From the New York Times, Sunday, October 1, 1995

Alexander Clark, Broadway Actor, 94, Dies

by Robert McG. Thomas Jr.

Alexander Clark, an actor who worked almost constantly on Broadway for more than 50 years only to upstage himself with a single appearance as “Andre the decorator” in a 1958 episode of the television show “The Honeymooners,” died yesterday at his home in Manhattan. He was 94.

In a field in which careers are said to be written on water, Mr. Clark created his share of ripples in the Broadway stream. From the moment he made his debut with Helen Hayes in “Golden Days” in 1921 until well after he joined her in her last stage appearance — as Queen Victoria in a benefit performance of “Victoria Regina” in 1967 — he was rarely out of work.

In addition to Miss Hayes, who became one of his closest friends, he appeared with Ina Claire in “Biography” (1932), Beatrice Lillie in “Too Good to Be True” (1939), Canada Lee in “Native Son” (1942), Richard Burton in “Legend of Lovers” (1951) and Joseph Cotten in “Calculated Risk” (1962).

Mr. Clark, who played a range of supporting roles, was in demand partly because of his handsome, dignified appearance, partly because of his versatility as an actor and his professionalism and partly because he had such an engaging off-stage personality and a fund of theater stories that actors, directors and even stagehands simply liked to have him around.

Indeed, Mr. Clark, a close friend of Dorothy Parker and other Algonquin Round Table regulars as well as of the Algonquin’s longtime owner, Frank Case, was considered such a boon companion that he made a cherished subsidiary career simply by having lunch.
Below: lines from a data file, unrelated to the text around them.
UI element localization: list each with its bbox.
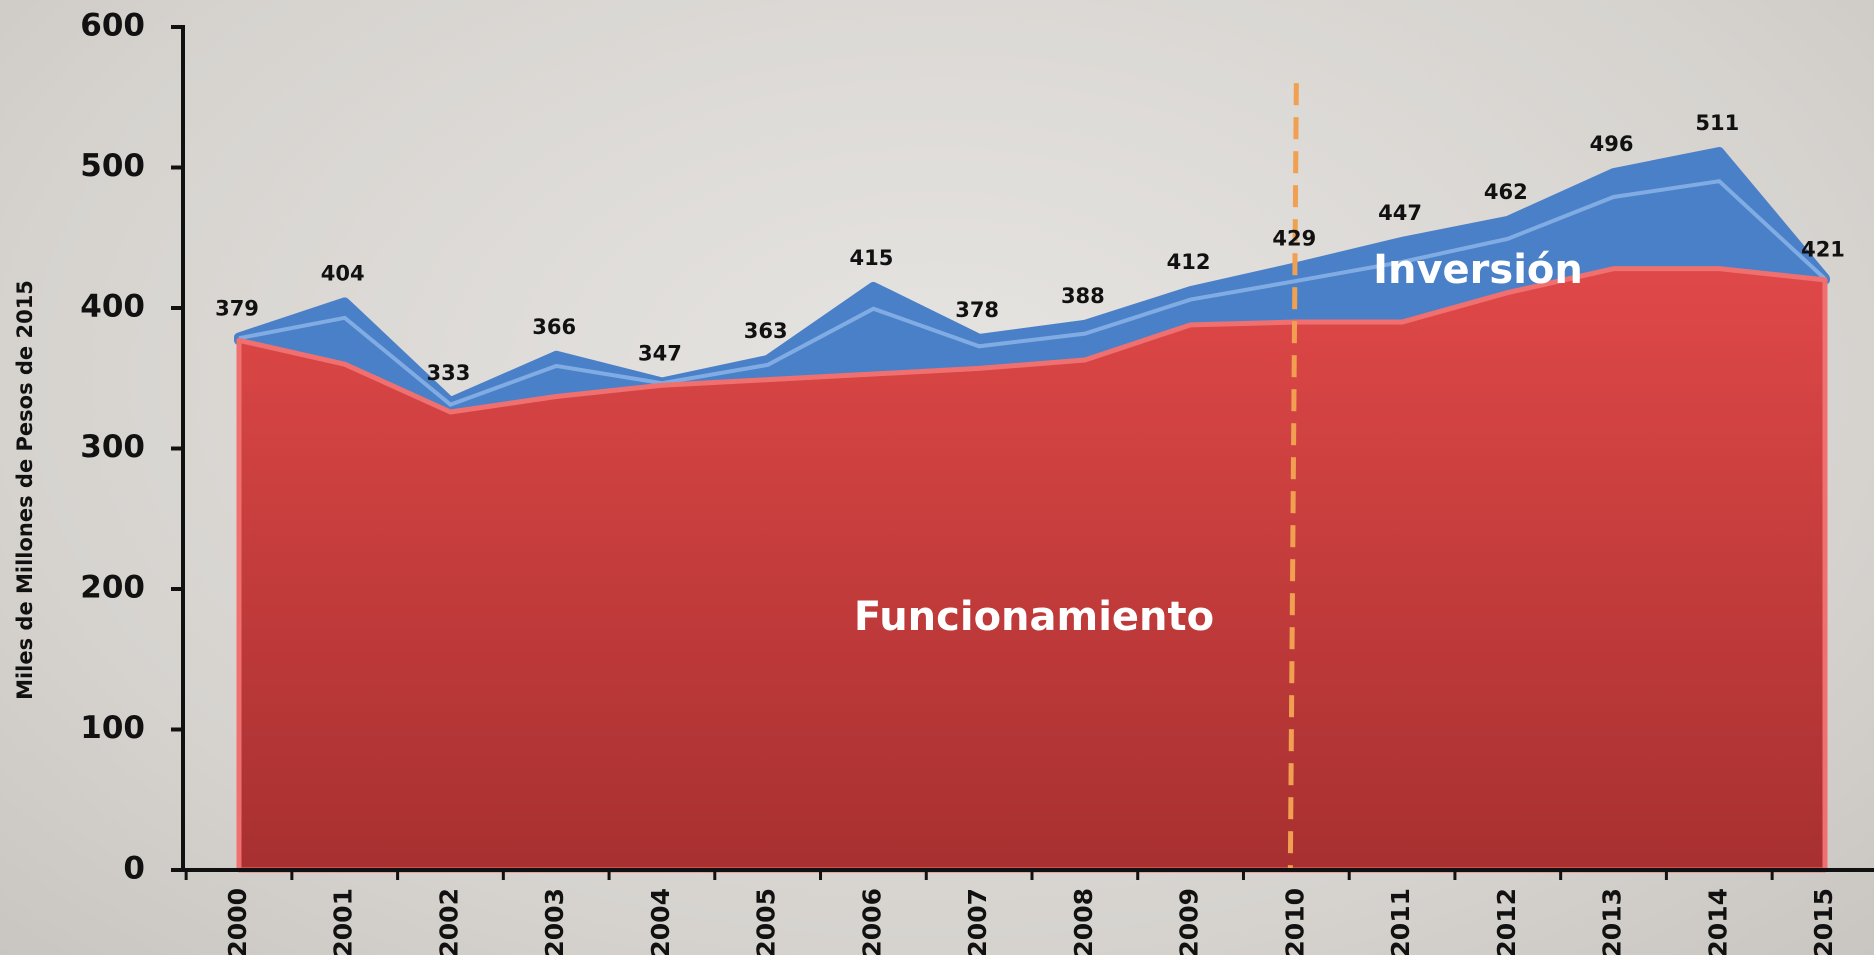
x-tick-label: 2001	[329, 888, 358, 955]
y-axis-label: Miles de Millones de Pesos de 2015	[13, 280, 37, 700]
x-tick-label: 2014	[1703, 888, 1732, 955]
x-tick-label: 2008	[1069, 888, 1098, 955]
y-tick-label: 500	[80, 148, 145, 184]
x-tick-label: 2011	[1386, 888, 1415, 955]
data-label: 447	[1378, 201, 1422, 225]
y-tick-label: 300	[80, 429, 145, 465]
series-label: Funcionamiento	[854, 594, 1214, 640]
x-tick-label: 2005	[752, 888, 781, 955]
data-label: 388	[1061, 284, 1105, 308]
x-tick-label: 2000	[223, 888, 252, 955]
y-tick-label: 400	[80, 289, 145, 325]
x-tick-label: 2004	[646, 888, 675, 955]
data-label: 404	[321, 261, 365, 285]
x-tick-label: 2009	[1175, 888, 1204, 955]
data-label: 333	[427, 361, 471, 385]
x-tick-label: 2012	[1492, 888, 1521, 955]
series-label: Inversión	[1373, 247, 1583, 293]
data-label: 347	[638, 341, 682, 365]
y-tick-label: 100	[80, 710, 145, 746]
data-label: 429	[1272, 226, 1316, 250]
y-tick-label: 0	[123, 851, 145, 887]
x-tick-label: 2010	[1280, 888, 1309, 955]
y-tick-label: 200	[80, 570, 145, 606]
x-tick-label: 2006	[857, 888, 886, 955]
data-label: 366	[532, 315, 576, 339]
data-label: 421	[1801, 237, 1845, 261]
reference-line	[1287, 83, 1299, 871]
x-tick-label: 2013	[1598, 888, 1627, 955]
data-label: 379	[215, 297, 259, 321]
data-label: 496	[1590, 132, 1634, 156]
funcionamiento-area	[236, 266, 1828, 873]
x-tick-label: 2007	[963, 888, 992, 955]
data-label: 412	[1167, 250, 1211, 274]
x-tick-label: 2003	[540, 888, 569, 955]
data-label: 363	[744, 319, 788, 343]
inversion-highlight	[238, 179, 1827, 407]
data-label: 378	[955, 298, 999, 322]
data-label: 415	[849, 246, 893, 270]
data-label: 511	[1695, 111, 1739, 135]
y-tick-label: 600	[80, 8, 145, 44]
data-label: 462	[1484, 180, 1528, 204]
x-tick-label: 2015	[1809, 888, 1838, 955]
x-tick-label: 2002	[434, 888, 463, 955]
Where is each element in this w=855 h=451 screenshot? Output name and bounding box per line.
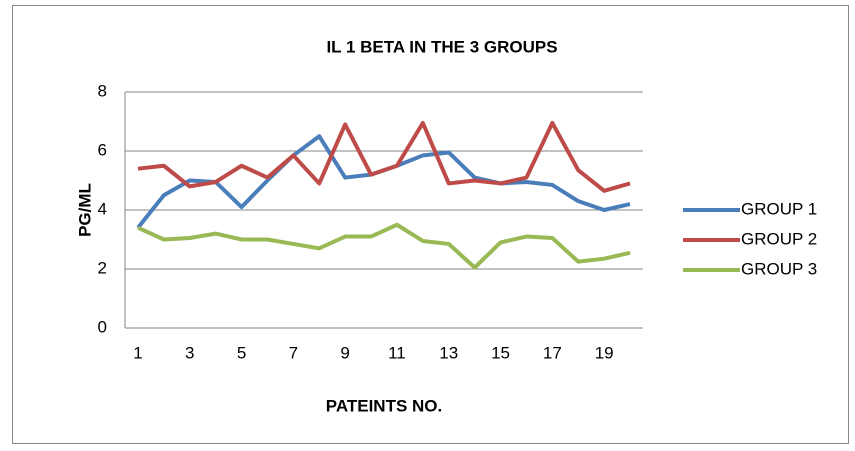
x-tick-label: 7 (289, 343, 298, 362)
x-tick-label: 17 (543, 343, 562, 362)
y-tick-label: 6 (98, 140, 107, 159)
legend-label: GROUP 2 (741, 229, 817, 248)
x-tick-label: 5 (237, 343, 246, 362)
y-tick-label: 8 (98, 81, 107, 100)
x-tick-label: 9 (340, 343, 349, 362)
x-tick-label: 3 (185, 343, 194, 362)
y-tick-label: 2 (98, 258, 107, 277)
chart-border (12, 5, 849, 444)
data-line (137, 222, 631, 270)
x-tick-label: 11 (388, 343, 406, 362)
x-axis-label: PATEINTS NO. (326, 396, 443, 415)
x-tick-label: 15 (491, 343, 510, 362)
data-line (137, 120, 631, 193)
y-tick-label: 4 (98, 199, 107, 218)
x-tick-label: 13 (439, 343, 458, 362)
y-tick-label: 0 (98, 317, 107, 336)
legend-label: GROUP 1 (741, 199, 817, 218)
legend-label: GROUP 3 (741, 259, 817, 278)
chart-title: IL 1 BETA IN THE 3 GROUPS (326, 37, 557, 56)
y-axis-label: PG/ML (75, 183, 94, 237)
x-tick-label: 19 (595, 343, 614, 362)
x-tick-label: 1 (133, 343, 142, 362)
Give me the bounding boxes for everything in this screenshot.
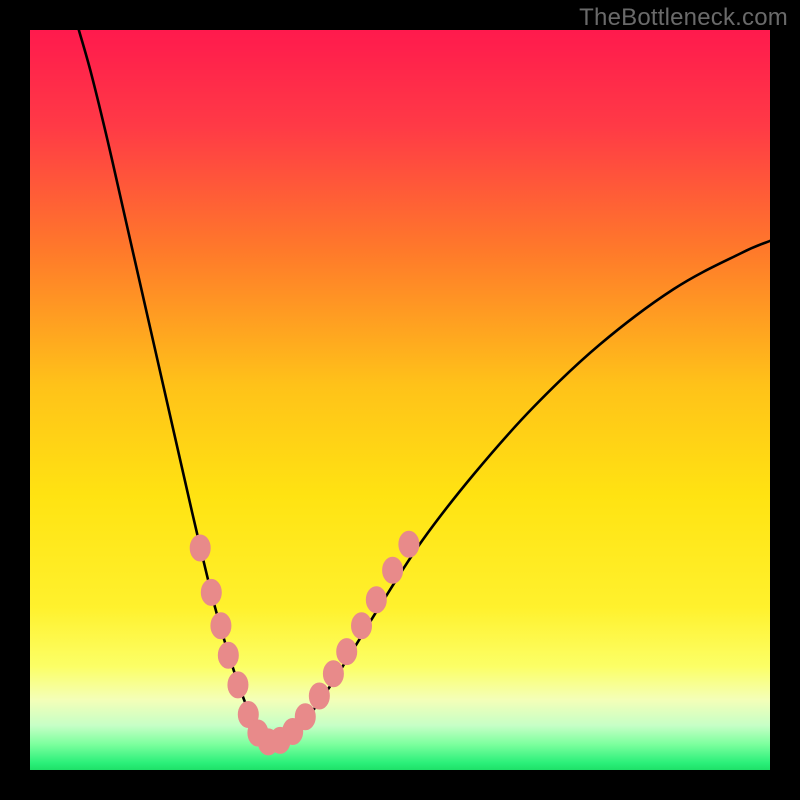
data-dot	[211, 613, 231, 639]
data-dot	[399, 531, 419, 557]
data-dot	[190, 535, 210, 561]
data-dot	[366, 587, 386, 613]
gradient-background	[30, 30, 770, 770]
data-dot	[295, 704, 315, 730]
data-dot	[201, 579, 221, 605]
watermark-text: TheBottleneck.com	[579, 4, 788, 32]
plot-area	[30, 30, 770, 770]
data-dot	[323, 661, 343, 687]
chart-frame: TheBottleneck.com	[0, 0, 800, 800]
data-dot	[337, 639, 357, 665]
bottleneck-chart	[0, 0, 800, 800]
data-dot	[228, 672, 248, 698]
data-dot	[218, 642, 238, 668]
data-dot	[309, 683, 329, 709]
data-dot	[352, 613, 372, 639]
data-dot	[383, 557, 403, 583]
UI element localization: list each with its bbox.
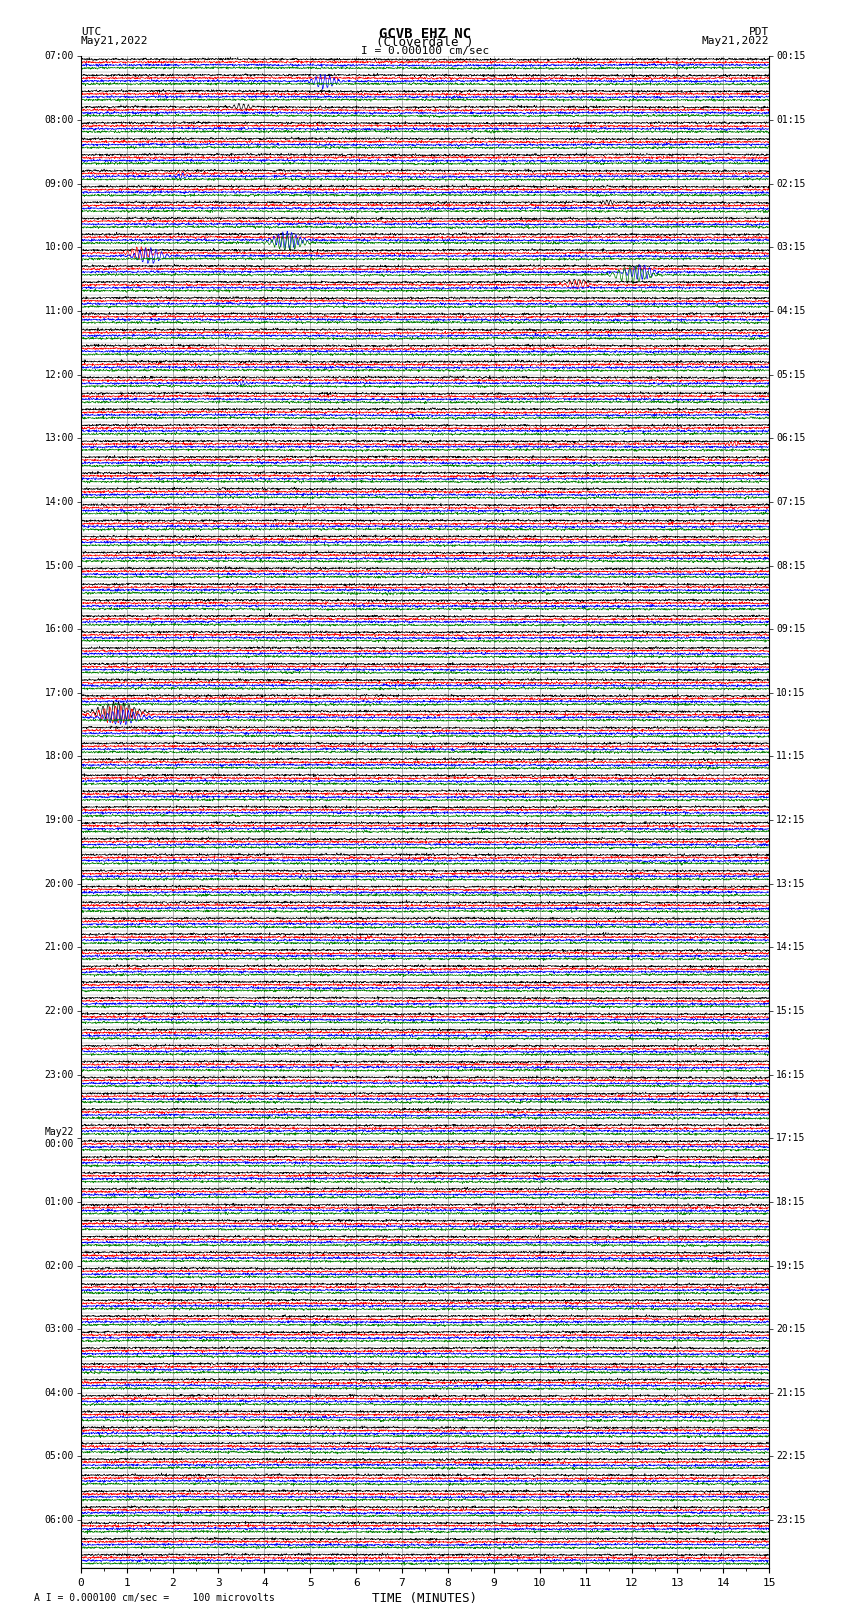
Text: GCVB EHZ NC: GCVB EHZ NC	[379, 26, 471, 40]
Text: I = 0.000100 cm/sec: I = 0.000100 cm/sec	[361, 45, 489, 56]
Text: UTC: UTC	[81, 26, 101, 37]
Text: May21,2022: May21,2022	[81, 37, 148, 47]
X-axis label: TIME (MINUTES): TIME (MINUTES)	[372, 1592, 478, 1605]
Text: May21,2022: May21,2022	[702, 37, 769, 47]
Text: A I = 0.000100 cm/sec =    100 microvolts: A I = 0.000100 cm/sec = 100 microvolts	[34, 1594, 275, 1603]
Text: PDT: PDT	[749, 26, 769, 37]
Text: (Cloverdale ): (Cloverdale )	[377, 37, 473, 50]
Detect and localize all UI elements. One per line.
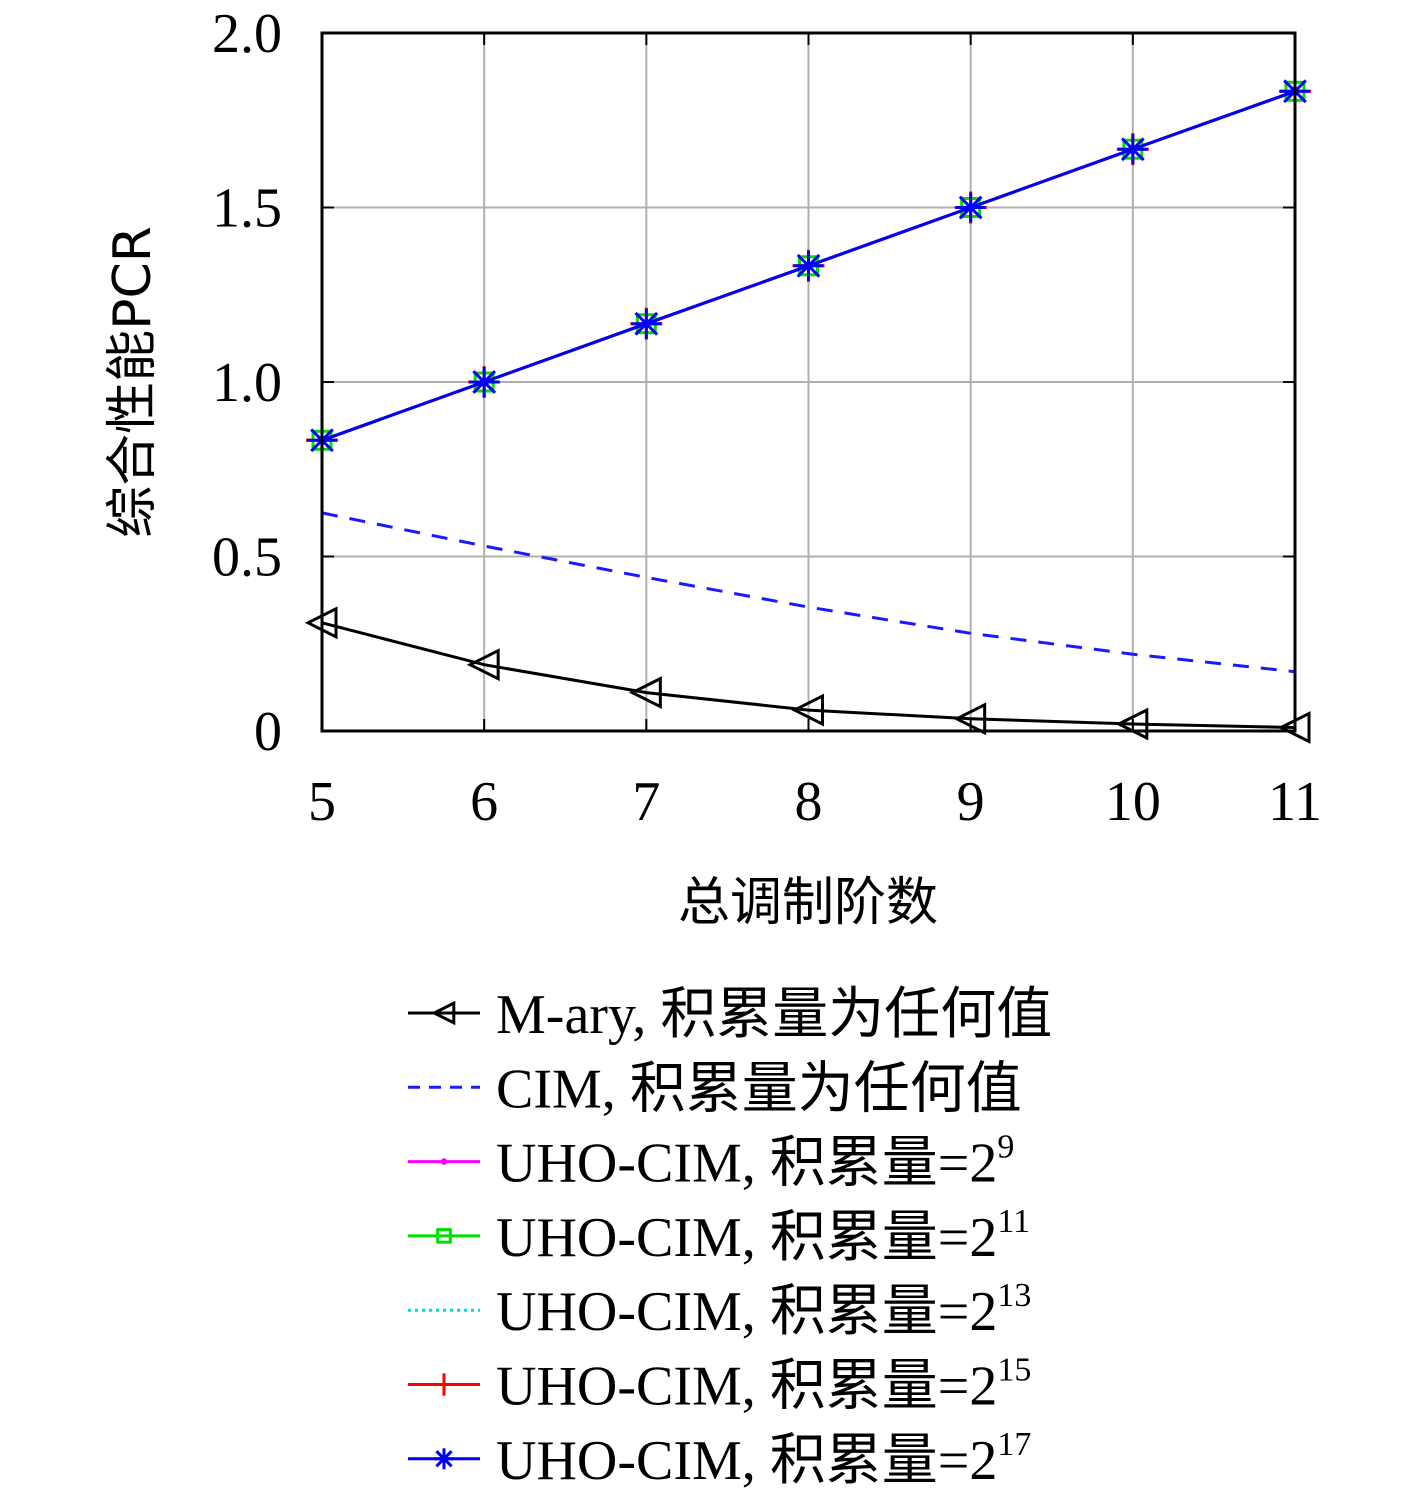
legend-label: UHO-CIM, 积累量=211 — [496, 1203, 1030, 1269]
legend-item: UHO-CIM, 积累量=211 — [408, 1203, 1030, 1269]
legend-item: UHO-CIM, 积累量=29 — [408, 1129, 1014, 1195]
legend-label: UHO-CIM, 积累量=213 — [496, 1277, 1031, 1343]
data-point — [631, 308, 662, 339]
data-point — [440, 1158, 448, 1165]
series-2 — [321, 511, 1296, 674]
series-line — [321, 511, 1296, 674]
x-tick-label: 11 — [1268, 771, 1322, 833]
data-point — [469, 367, 500, 397]
x-tick-label: 6 — [470, 771, 498, 833]
legend-item: UHO-CIM, 积累量=215 — [408, 1352, 1031, 1418]
legend-label: M-ary, 积累量为任何值 — [496, 984, 1052, 1046]
data-point — [432, 1373, 456, 1396]
y-tick-label: 1.0 — [212, 352, 282, 414]
x-tick-label: 5 — [308, 771, 336, 833]
legend-item: M-ary, 积累量为任何值 — [408, 984, 1052, 1046]
x-tick-label: 7 — [632, 771, 660, 833]
data-point — [1117, 134, 1148, 165]
data-point — [430, 1000, 456, 1026]
legend-label: UHO-CIM, 积累量=217 — [496, 1426, 1031, 1492]
y-tick-label: 2.0 — [212, 3, 282, 65]
data-point — [628, 676, 662, 710]
x-tick-label: 9 — [957, 771, 985, 833]
legend-item: UHO-CIM, 积累量=217 — [408, 1426, 1031, 1492]
data-point — [466, 648, 500, 682]
x-tick-label: 10 — [1105, 771, 1161, 833]
data-point — [955, 192, 986, 223]
ticks: 5 6 7 8 9 10 11 0 0.5 1.0 1.5 2.0 — [212, 3, 1322, 833]
legend-item: CIM, 积累量为任何值 — [408, 1058, 1022, 1120]
data-point — [791, 693, 824, 727]
legend-item: UHO-CIM, 积累量=213 — [408, 1277, 1031, 1343]
y-axis-title: 综合性能PCR — [103, 226, 163, 538]
grid — [321, 32, 1296, 732]
legend: M-ary, 积累量为任何值 CIM, 积累量为任何值 UHO-CIM, 积累量=2… — [408, 984, 1052, 1492]
y-tick-label: 0 — [254, 701, 282, 763]
data-point — [793, 250, 824, 281]
y-tick-label: 0.5 — [212, 527, 282, 589]
x-axis-title: 总调制阶数 — [678, 873, 938, 933]
y-tick-label: 1.5 — [212, 178, 282, 240]
legend-label: UHO-CIM, 积累量=215 — [496, 1352, 1031, 1418]
legend-label: UHO-CIM, 积累量=29 — [496, 1129, 1014, 1195]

As the secretary of the New York branch of the Escholier Club, which was founded by the financier Jules Bache and other wealthy theater buffs in 1941, he was in charge of rounding up the celebrity guests for the club’s regular lavish lunches at restaurants like the “21” Club, Lutèce and eventually the Four Seasons. Among those he recruited were Gertrude Lawrence, Vivien Leigh, Edith Piaf, Salvador Dali (a club favorite who made some 50 appearances in 30 years), and, in one memorable double bill, Maria Callas and Adlai Stevenson.

Mr. Clark, who wrote articles for The New Yorker and other magazines and served a year as theater editor of Vanity Fair in the 1930’s, was also a founder and first president of the Friends of Richard III, an organization founded in 1955 to establish that the British monarch was not the murderous thug that his Tudor successors and Shakespeare made him out to be.

Of all Mr. Clark’s Broadway roles, it was as a society cad in the 1942 production of “Counselor at Law” with Paul Muni that Mr. Clark made his most lasting impression, at least on a 19-year-old actress named Frances Tannehill. Miss Tannehill, who became his wife, had to be prompted yesterday to recall her part in the play.

“I’m such a dignified lady,” she said. “I played a hooker.”

Mr. Clark, an Episcopalian, and Miss Tannehill, a Catholic, were married in 1945 in what Mr. Clark insisted on calling the St. Patrick’s mixed grill: the cathedral rectory.

While his stage career may have been lost with the flow of time, at least two of his performances will apparently live forever. He appears as a film producer in a “Honeymooners” episode known as “On Stage” and, most memorably, as Andre, the decorator who leaves his glove behind in “Pardon My Glove.”

In addition to his wife, he is survived by a daughter, Nicole, of Manhattan.